A practical, year‑round guide to planning family dinners, offering weekly menus arranged for four weeks each month and tailored to seasonal ingredients and the average American market. The author emphasizes variety, economy, and the tasteful reuse of leftovers, providing techniques for stretching meats and transforming cold cuts, crumbs, gravies, and other odds‑and‑ends into attractive meals. Guidance includes larder and refrigerator management, balancing thrift with hospitality, and simplifying company dinners so everyday good cooking will suffice for entertaining. The tone is instructional and focused on achieving consistent, well‑cooked meals without waste or extravagance.

Clam Soup.

Early in the morning crack your mutton-bone, and put on in a quart of cold water, at the back of the range. When little more than a large cupful of liquor remains, take it off and strain into a bowl to cool. When perfectly cold take off the fat, put in a quart of clam liquor and the hard parts of fifty clams. Season with a teaspoonful of minced onion, as much chopped parsley, a pinch of mace, pepper and salt to taste, and cook, covered, half an hour after the boil begins. Heat in another vessel two cups of milk; when hot, stir in two tablespoonfuls of butter, rolled in a heaping tablespoonful of flour, and set in boiling water to keep hot, after it has boiled two minutes. Strain the soup back into the pot, put in the soft parts of the clams—the only digestible portions—and simmer five minutes. Pour the thickened milk into the tureen, stir in the soup, and serve.

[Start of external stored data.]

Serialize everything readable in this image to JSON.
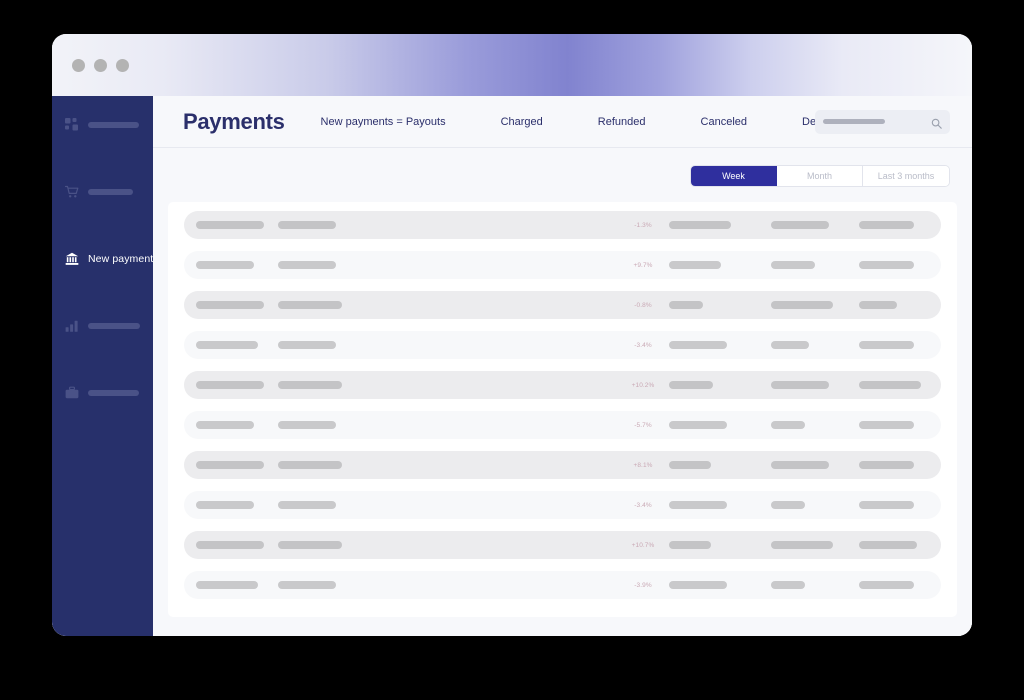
{
  "window": {
    "traffic_lights": [
      "close",
      "minimize",
      "maximize"
    ]
  },
  "sidebar": {
    "items": [
      {
        "icon": "grid-icon",
        "label": "",
        "active": false,
        "ghost_width": 51
      },
      {
        "icon": "cart-icon",
        "label": "",
        "active": false,
        "ghost_width": 45
      },
      {
        "icon": "bank-icon",
        "label": "New payments",
        "active": true,
        "ghost_width": 0
      },
      {
        "icon": "bar-chart-icon",
        "label": "",
        "active": false,
        "ghost_width": 52
      },
      {
        "icon": "briefcase-icon",
        "label": "",
        "active": false,
        "ghost_width": 51
      }
    ]
  },
  "header": {
    "title": "Payments",
    "tabs": [
      {
        "label": "New payments = Payouts"
      },
      {
        "label": "Charged"
      },
      {
        "label": "Refunded"
      },
      {
        "label": "Canceled"
      },
      {
        "label": "Declined"
      }
    ],
    "search": {
      "placeholder": "",
      "value": "",
      "icon": "search-icon"
    }
  },
  "range_filter": {
    "options": [
      {
        "label": "Week",
        "active": true
      },
      {
        "label": "Month",
        "active": false
      },
      {
        "label": "Last 3 months",
        "active": false
      }
    ]
  },
  "table": {
    "rows": [
      {
        "style": "alt",
        "change": "-1.3%",
        "w1": 68,
        "w2": 58,
        "w3": 62,
        "w4": 58,
        "w5": 55
      },
      {
        "style": "plain",
        "change": "+9.7%",
        "w1": 58,
        "w2": 58,
        "w3": 52,
        "w4": 44,
        "w5": 55
      },
      {
        "style": "alt",
        "change": "-0.8%",
        "w1": 68,
        "w2": 64,
        "w3": 34,
        "w4": 62,
        "w5": 38
      },
      {
        "style": "plain",
        "change": "-3.4%",
        "w1": 62,
        "w2": 58,
        "w3": 58,
        "w4": 38,
        "w5": 55
      },
      {
        "style": "alt",
        "change": "+10.2%",
        "w1": 68,
        "w2": 64,
        "w3": 44,
        "w4": 58,
        "w5": 62
      },
      {
        "style": "plain",
        "change": "-5.7%",
        "w1": 58,
        "w2": 58,
        "w3": 58,
        "w4": 34,
        "w5": 55
      },
      {
        "style": "alt",
        "change": "+8.1%",
        "w1": 68,
        "w2": 64,
        "w3": 42,
        "w4": 58,
        "w5": 55
      },
      {
        "style": "plain",
        "change": "-3.4%",
        "w1": 58,
        "w2": 58,
        "w3": 58,
        "w4": 34,
        "w5": 55
      },
      {
        "style": "alt",
        "change": "+10.7%",
        "w1": 68,
        "w2": 64,
        "w3": 42,
        "w4": 62,
        "w5": 58
      },
      {
        "style": "plain",
        "change": "-3.9%",
        "w1": 62,
        "w2": 58,
        "w3": 58,
        "w4": 34,
        "w5": 55
      }
    ]
  },
  "colors": {
    "sidebar_bg": "#27306b",
    "accent": "#2f2f9e",
    "title_gradient_peak": "#8183cf",
    "page_bg": "#f7f8fb",
    "skeleton": "#c4c4c6",
    "change_text": "#c9a8b4",
    "heading": "#2b2f6b"
  }
}
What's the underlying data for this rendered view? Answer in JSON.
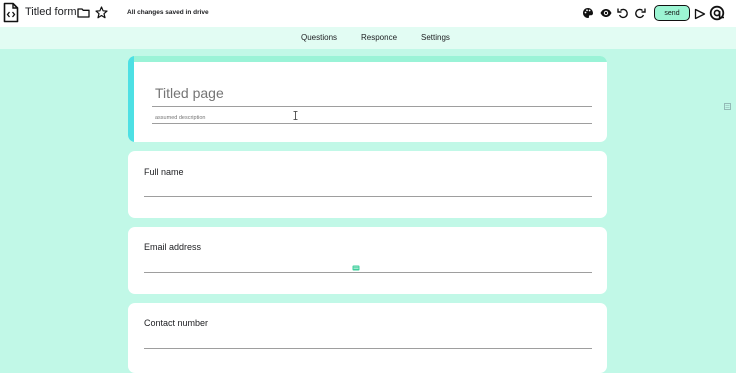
{
  "header": {
    "form_title": "Titled form",
    "save_status": "All changes saved in drive",
    "send_label": "send",
    "icons": [
      "form-doc-icon",
      "folder-icon",
      "star-icon",
      "palette-icon",
      "eye-icon",
      "undo-icon",
      "redo-icon",
      "send-arrow-icon",
      "logo-icon"
    ]
  },
  "tabs": [
    {
      "label": "Questions"
    },
    {
      "label": "Responce"
    },
    {
      "label": "Settings"
    }
  ],
  "title_card": {
    "title": "Titled page",
    "description": "assumed description"
  },
  "questions": [
    {
      "label": "Full name"
    },
    {
      "label": "Email address"
    },
    {
      "label": "Contact number"
    }
  ],
  "colors": {
    "background": "#c1f8e7",
    "tabbar": "#e2fcf3",
    "accent_strip": "#4de0e4",
    "top_strip": "#9af3d7",
    "send_button": "#9cf5d3"
  }
}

This is a delightful and nutritious soup, and since you are to have cold meat for dinner, you need not grudge the care of preparing it, even on Job’s birthday.

Cold Mutton.

Your stuffed shoulder will be nearly as nice cold as hot. Garnish it tastefully with curled parsley and bleached lettuce-leaves.

Brussels Sprouts.

Cook in boiling, salted water twenty-five minutes; drain well; add a liberal lump of butter, with pepper and salt to taste, and put into a deep dish.

Raw Tomatoes.

Peel with a sharp knife; slice, and lay in a salad-bowl. Season with a dressing of oil, vinegar, salt and pepper in the proportions given on last Thursday.

Stewed Potatoes.

Boil whole until a fork will pierce them. Peel quickly; crack, without breaking, each, by pressing it, and drop into a saucepan containing a large cup of milk, almost on the boil. When all the potatoes are in, add two tablespoonfuls of butter, with salt and pepper. Cover and heat—below the boiling point—until the potatoes begin to crumble. Pour into a deep dish.

Oranges and Bananas.

Serve whole, upon china plates, with a knife for each.

Coffee and Cake.

You need not be ashamed of “cold meat on Monday,” even should John have “picked up” his unexpected friend on the street, when your bright coffee-urn, with the fragrant contents, flanked by a basket of sliced home-made cake, comes in as a reserved force.